Failure to Recognize Reality
Idealistic and exciting ideas by new business owners are nearly always damaging. Envisioning live entertainment, future bookings, marketing fairs, odd-yet-cute decorations, etc. are all premature and costly. Monthly expenses should be kept as low as possible for as long as needed. Spending extra resources on items that serve no other purpose than uniqueness is a waste that often ends up costly. Once the business is generating profit and has some proven statistics for steady sales and successful marketing, extras can be implemented carefully without worry about severe consequences.
Nothing Unique
Why should a prospective customers purchase your product, eat at your establishment, or commission your services? What do you offer that the business down the street doesn't? If your business is no different from everyone nearby, you'll lose customers to the place they are familiar with. Most customers do not like experimenting with a new service when they've found a consistent one they favor. If you fail to give them a reason for trying your services, profits will be low and spontaneous.Unique does not have to mean eccentric, however. Unusual money packages, weekly specials, preferred customer benefits, etc. are all unique aspects to your company that others may not possess. Before deciding on a unique angle, visit nearby competing businesses and find out what makes them unique.
Too Many Bills
A new bill is due and your are feeling desperate.

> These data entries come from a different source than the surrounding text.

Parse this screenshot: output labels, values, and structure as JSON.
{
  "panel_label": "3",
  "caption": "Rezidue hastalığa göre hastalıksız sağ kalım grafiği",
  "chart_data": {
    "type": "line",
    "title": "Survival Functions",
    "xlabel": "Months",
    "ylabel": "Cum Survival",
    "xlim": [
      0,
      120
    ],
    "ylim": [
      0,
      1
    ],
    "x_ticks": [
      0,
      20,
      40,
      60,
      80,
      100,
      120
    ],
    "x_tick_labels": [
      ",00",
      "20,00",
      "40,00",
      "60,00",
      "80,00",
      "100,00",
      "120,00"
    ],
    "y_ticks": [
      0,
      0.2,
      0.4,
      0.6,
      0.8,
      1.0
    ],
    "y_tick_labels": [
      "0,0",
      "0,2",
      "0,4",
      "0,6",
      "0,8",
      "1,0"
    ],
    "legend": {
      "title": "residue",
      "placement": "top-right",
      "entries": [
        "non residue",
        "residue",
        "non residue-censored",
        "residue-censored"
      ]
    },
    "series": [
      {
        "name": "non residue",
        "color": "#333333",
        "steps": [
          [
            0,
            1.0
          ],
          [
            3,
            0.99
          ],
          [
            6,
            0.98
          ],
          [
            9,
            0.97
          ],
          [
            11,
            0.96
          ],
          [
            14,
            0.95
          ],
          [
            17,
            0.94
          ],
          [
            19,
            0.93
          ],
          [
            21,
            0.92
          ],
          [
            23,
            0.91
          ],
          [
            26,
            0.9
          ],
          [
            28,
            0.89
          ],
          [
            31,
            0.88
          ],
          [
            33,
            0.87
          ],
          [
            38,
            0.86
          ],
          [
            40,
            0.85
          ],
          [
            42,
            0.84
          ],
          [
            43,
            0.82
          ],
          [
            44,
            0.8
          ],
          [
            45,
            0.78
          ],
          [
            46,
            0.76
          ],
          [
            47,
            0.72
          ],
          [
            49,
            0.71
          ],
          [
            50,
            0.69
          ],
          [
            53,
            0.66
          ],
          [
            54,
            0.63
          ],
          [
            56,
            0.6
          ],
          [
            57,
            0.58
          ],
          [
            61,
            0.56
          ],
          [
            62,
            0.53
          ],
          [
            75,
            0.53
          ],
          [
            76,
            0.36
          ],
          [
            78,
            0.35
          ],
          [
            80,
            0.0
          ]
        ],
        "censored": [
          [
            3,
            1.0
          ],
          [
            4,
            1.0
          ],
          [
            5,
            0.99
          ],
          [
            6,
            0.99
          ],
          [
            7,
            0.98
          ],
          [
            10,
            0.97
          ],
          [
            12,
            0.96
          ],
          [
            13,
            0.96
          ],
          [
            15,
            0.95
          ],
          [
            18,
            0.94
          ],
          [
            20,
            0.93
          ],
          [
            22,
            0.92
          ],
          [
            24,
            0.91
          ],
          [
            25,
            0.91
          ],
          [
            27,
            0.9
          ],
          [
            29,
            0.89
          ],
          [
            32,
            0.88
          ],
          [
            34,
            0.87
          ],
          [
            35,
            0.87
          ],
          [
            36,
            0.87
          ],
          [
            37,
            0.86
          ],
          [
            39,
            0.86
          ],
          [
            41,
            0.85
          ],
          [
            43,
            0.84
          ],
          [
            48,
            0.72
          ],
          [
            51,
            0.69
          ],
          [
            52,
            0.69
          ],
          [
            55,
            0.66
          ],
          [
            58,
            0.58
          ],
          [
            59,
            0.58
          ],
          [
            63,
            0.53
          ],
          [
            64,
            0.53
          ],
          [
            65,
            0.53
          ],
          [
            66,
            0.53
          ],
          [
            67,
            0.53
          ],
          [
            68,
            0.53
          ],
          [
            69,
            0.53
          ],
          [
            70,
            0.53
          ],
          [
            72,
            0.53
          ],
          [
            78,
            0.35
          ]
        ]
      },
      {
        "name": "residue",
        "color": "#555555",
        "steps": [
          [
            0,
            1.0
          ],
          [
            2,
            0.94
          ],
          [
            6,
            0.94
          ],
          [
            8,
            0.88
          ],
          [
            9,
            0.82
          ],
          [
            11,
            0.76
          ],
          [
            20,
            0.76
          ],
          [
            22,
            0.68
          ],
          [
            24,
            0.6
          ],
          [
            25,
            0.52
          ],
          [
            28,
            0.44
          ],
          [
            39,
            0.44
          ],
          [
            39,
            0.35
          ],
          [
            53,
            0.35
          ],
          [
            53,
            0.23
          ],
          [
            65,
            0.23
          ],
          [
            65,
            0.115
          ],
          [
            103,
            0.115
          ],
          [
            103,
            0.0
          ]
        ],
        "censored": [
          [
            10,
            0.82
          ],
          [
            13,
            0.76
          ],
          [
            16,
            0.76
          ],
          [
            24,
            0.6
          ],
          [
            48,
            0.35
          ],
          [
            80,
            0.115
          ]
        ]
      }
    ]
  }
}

There was nearly no income this month, and using the money from savings again is not appealing. What's the solution? For most, it's going into more debt. Opening a new credit card, requesting a higher overdraft limit, or another loan are all ways to sink quickly into debt. Most have a disillusionment about their future debt-to-profit ratio. Too many business owners assume that profit will skyrocket in the near future and paying off the debt will be simple. As time goes on, the bills eventually become too large to pay, and the company enters a state of bankruptcy.Businesses fail for many reasons, and most have to do with lack of planning and knowledge. Spontaneously jumping into a business based on an idea or passion with little thought to finances is a sure way to fail. Lack of savings usually results in large amounts of debt that cannot be paid back monthly, and can force an otherwise successful business into bankruptcy. Understanding that time and preparation are both necessary and rewarding is key to running a successful, long term company.